Das 700 famílias que viviam na comunidade em agosto de 2013, restam cerca de cem

Vista aérea da área da favela ocupada há pouco mais de dois anos
Foto: Genilson Araújo / Parceiro (22/08/2013)
Vista aérea da área da favela ocupada há pouco mais de dois anos Foto: Genilson Araújo / Parceiro (22/08/2013)

RIO — Em agosto de 2013, as vielas da comunidade Vila Autódromo eram tomadas por um emaranhado de casas, enquanto o vizinho Parque Olímpico, na Barra, não passava de um descampado. Passados 26 meses, as arenas esportivas estão em fase de conclusão, e boa parte dos barracos, na faixa marginal de proteção da Lagoa de Jacarepaguá ou em trechos de influência do projeto para a Rio 2016, foi demolida pela prefeitura.

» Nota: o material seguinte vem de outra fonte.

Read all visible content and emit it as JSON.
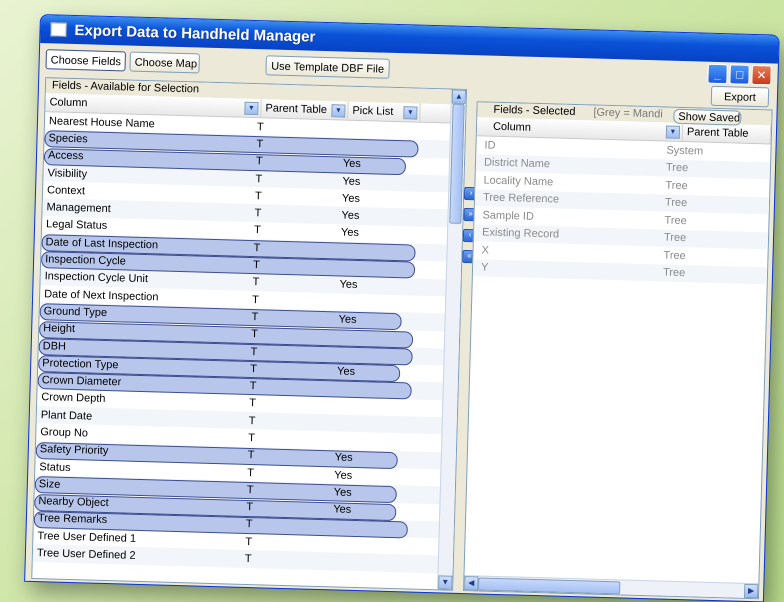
{
  "window": {
    "title": "Export Data to Handheld Manager"
  },
  "tabs": [
    {
      "label": "Choose Fields"
    },
    {
      "label": "Choose Map"
    }
  ],
  "toolbar": {
    "template_label": "Use Template DBF File",
    "export_label": "Export"
  },
  "left_panel": {
    "title": "Fields - Available for Selection",
    "columns": [
      "Column",
      "Parent Table",
      "Pick List"
    ],
    "rows": [
      {
        "name": "Nearest House Name",
        "parent": "T",
        "pick": "",
        "highlight": false
      },
      {
        "name": "Species",
        "parent": "T",
        "pick": "",
        "highlight": true
      },
      {
        "name": "Access",
        "parent": "T",
        "pick": "Yes",
        "highlight": true
      },
      {
        "name": "Visibility",
        "parent": "T",
        "pick": "Yes",
        "highlight": false
      },
      {
        "name": "Context",
        "parent": "T",
        "pick": "Yes",
        "highlight": false
      },
      {
        "name": "Management",
        "parent": "T",
        "pick": "Yes",
        "highlight": false
      },
      {
        "name": "Legal Status",
        "parent": "T",
        "pick": "Yes",
        "highlight": false
      },
      {
        "name": "Date of Last Inspection",
        "parent": "T",
        "pick": "",
        "highlight": true
      },
      {
        "name": "Inspection Cycle",
        "parent": "T",
        "pick": "",
        "highlight": true
      },
      {
        "name": "Inspection Cycle Unit",
        "parent": "T",
        "pick": "Yes",
        "highlight": false
      },
      {
        "name": "Date of Next Inspection",
        "parent": "T",
        "pick": "",
        "highlight": false
      },
      {
        "name": "Ground Type",
        "parent": "T",
        "pick": "Yes",
        "highlight": true
      },
      {
        "name": "Height",
        "parent": "T",
        "pick": "",
        "highlight": true
      },
      {
        "name": "DBH",
        "parent": "T",
        "pick": "",
        "highlight": true
      },
      {
        "name": "Protection Type",
        "parent": "T",
        "pick": "Yes",
        "highlight": true
      },
      {
        "name": "Crown Diameter",
        "parent": "T",
        "pick": "",
        "highlight": true
      },
      {
        "name": "Crown Depth",
        "parent": "T",
        "pick": "",
        "highlight": false
      },
      {
        "name": "Plant Date",
        "parent": "T",
        "pick": "",
        "highlight": false
      },
      {
        "name": "Group No",
        "parent": "T",
        "pick": "",
        "highlight": false
      },
      {
        "name": "Safety Priority",
        "parent": "T",
        "pick": "Yes",
        "highlight": true
      },
      {
        "name": "Status",
        "parent": "T",
        "pick": "Yes",
        "highlight": false
      },
      {
        "name": "Size",
        "parent": "T",
        "pick": "Yes",
        "highlight": true
      },
      {
        "name": "Nearby Object",
        "parent": "T",
        "pick": "Yes",
        "highlight": true
      },
      {
        "name": "Tree Remarks",
        "parent": "T",
        "pick": "",
        "highlight": true
      },
      {
        "name": "Tree User Defined 1",
        "parent": "T",
        "pick": "",
        "highlight": false
      },
      {
        "name": "Tree User Defined 2",
        "parent": "T",
        "pick": "",
        "highlight": false
      }
    ]
  },
  "right_panel": {
    "title": "Fields - Selected",
    "note": "[Grey = Mandi",
    "show_saved_label": "Show Saved",
    "columns": [
      "Column",
      "Parent Table"
    ],
    "rows": [
      {
        "name": "ID",
        "parent": "System"
      },
      {
        "name": "District Name",
        "parent": "Tree"
      },
      {
        "name": "Locality Name",
        "parent": "Tree"
      },
      {
        "name": "Tree Reference",
        "parent": "Tree"
      },
      {
        "name": "Sample ID",
        "parent": "Tree"
      },
      {
        "name": "Existing Record",
        "parent": "Tree"
      },
      {
        "name": "X",
        "parent": "Tree"
      },
      {
        "name": "Y",
        "parent": "Tree"
      }
    ]
  }
}
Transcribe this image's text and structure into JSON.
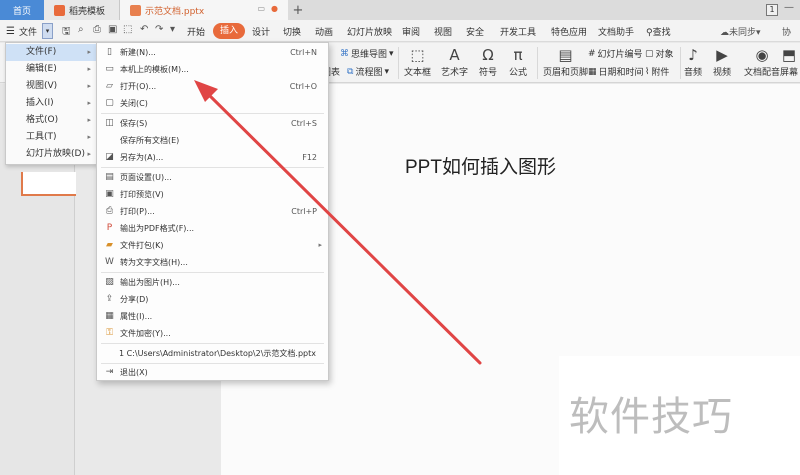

Até agora, cerca de 83% das 700 famílias deixaram a favela. As últimas na sexta-feira passada, quando cinco casas foram derrubadas.

COMUNIDADE CHEGOU A CRESCER

O processo de remoções, no entanto, foi marcado por um fenômeno. Pouco antes de começar a encolher de vez, a Vila Autódromo crescia em ritmo acelerado. Atraídos pela perspectiva de indenização, muitos proprietários fizeram puxadinhos para receber recém-chegados à comunidade, admite o presidente da associação de moradores, Altair Antunes.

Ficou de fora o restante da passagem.